Em contraste com a exuberância das vestimentas usadas nas ocasiões em que podiam sair às ruas, as mulheres adotavam um traje bem simples e fresco para ficar em casa e mesmo para receber as raras visitas. Era um tipo de camisolão ou camisa de mangas curtas, de tecido fininho e transparente, decotado. Eram chamados de “timão” ou “lava-peixe”. Algumas colocavam uma saia leve sobre essa roupa. O “macaquinho” de linho também era uma opção. As finas senhoras quase não usavam meias ou sapatos, apenas chinelas, ou ficavam descalças. Nada de espartilhos ou corpetes. O peito ficava descoberto, sem pudores. Os cabelos eram soltos, dispensando os exóticos apetrechos tão apreciados.

Luís dos Santos Vilhena, em 1800, na defesa das senhoras de Salvador, acusadas de serem “pouco honestas” pelos estrangeiros, apontou o clima tropical como o maior culpado pelas mulheres:

andarem dentro de casa em mangas de camisa, com golas tão largas, que muitas vezes caem, e se lhes veem os peitos, sem que esses maus críticos se lembrem de que estão na zona tórrida. Igualmente as notam de andarem em suas casas muitas vezes descalças […] sem meias, com camisas de cassa finíssima e cambraia transparente, sem que atendam, como disse ao clima que se acham (…)”.

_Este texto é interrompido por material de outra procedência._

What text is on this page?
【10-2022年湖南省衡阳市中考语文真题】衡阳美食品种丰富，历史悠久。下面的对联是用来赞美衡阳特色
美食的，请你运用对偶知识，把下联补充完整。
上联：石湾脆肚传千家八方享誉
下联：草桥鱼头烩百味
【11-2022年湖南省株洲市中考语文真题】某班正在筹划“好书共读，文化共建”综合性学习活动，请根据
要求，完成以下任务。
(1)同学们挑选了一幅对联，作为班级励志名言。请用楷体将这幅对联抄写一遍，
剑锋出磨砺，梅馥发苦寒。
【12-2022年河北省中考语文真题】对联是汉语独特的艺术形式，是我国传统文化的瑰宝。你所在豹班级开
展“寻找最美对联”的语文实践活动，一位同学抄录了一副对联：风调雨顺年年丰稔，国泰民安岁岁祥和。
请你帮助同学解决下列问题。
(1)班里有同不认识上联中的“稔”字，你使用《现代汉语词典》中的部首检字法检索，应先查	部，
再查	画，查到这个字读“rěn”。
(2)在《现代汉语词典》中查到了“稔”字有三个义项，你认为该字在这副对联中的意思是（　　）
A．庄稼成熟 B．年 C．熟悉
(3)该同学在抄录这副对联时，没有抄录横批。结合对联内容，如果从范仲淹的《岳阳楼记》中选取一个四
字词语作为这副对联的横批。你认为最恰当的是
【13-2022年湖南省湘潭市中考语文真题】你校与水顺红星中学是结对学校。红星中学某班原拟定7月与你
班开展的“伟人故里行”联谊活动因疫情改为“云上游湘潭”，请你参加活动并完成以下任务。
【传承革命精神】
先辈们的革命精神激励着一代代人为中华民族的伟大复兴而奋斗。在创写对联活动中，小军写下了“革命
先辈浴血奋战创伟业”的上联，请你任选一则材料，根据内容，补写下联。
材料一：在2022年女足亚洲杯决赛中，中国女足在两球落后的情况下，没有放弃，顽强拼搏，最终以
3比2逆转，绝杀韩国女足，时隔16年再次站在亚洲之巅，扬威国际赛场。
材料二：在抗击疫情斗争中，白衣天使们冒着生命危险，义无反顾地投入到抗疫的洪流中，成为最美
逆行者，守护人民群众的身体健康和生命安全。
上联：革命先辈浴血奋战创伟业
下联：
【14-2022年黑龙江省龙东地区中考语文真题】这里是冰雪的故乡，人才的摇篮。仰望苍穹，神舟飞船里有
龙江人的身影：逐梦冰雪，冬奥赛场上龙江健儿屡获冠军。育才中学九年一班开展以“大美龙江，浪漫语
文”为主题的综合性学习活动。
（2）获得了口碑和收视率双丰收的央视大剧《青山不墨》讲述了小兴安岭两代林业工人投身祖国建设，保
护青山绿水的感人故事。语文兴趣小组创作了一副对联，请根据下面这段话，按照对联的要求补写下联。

Os homens também se tornavam desleixados na intimidade: dispensavam as meias ou as usavam caídas, a camisa branca ficava para fora dos calções, sem coletes, casacas ou capas. No máximo, uma jaqueta fina ou gibão (casaco curto). Os mais despojados vestiam apenas ceroulas e camisa. Sapatos eram substituídos por chinelos. Os ricos senhores de engenho adotaram um roupão “burguês” de algodão da Índia ou robe de chambre quando recebiam visitantes – o que era sinal de prosperidade e refinamento. Muitos viajantes estrangeiros se sentiam intrigados com a falta de elegância e decência dos trajes que os moradores locais usavam em casa, deslize que costumavam atribuir ao calor tropical.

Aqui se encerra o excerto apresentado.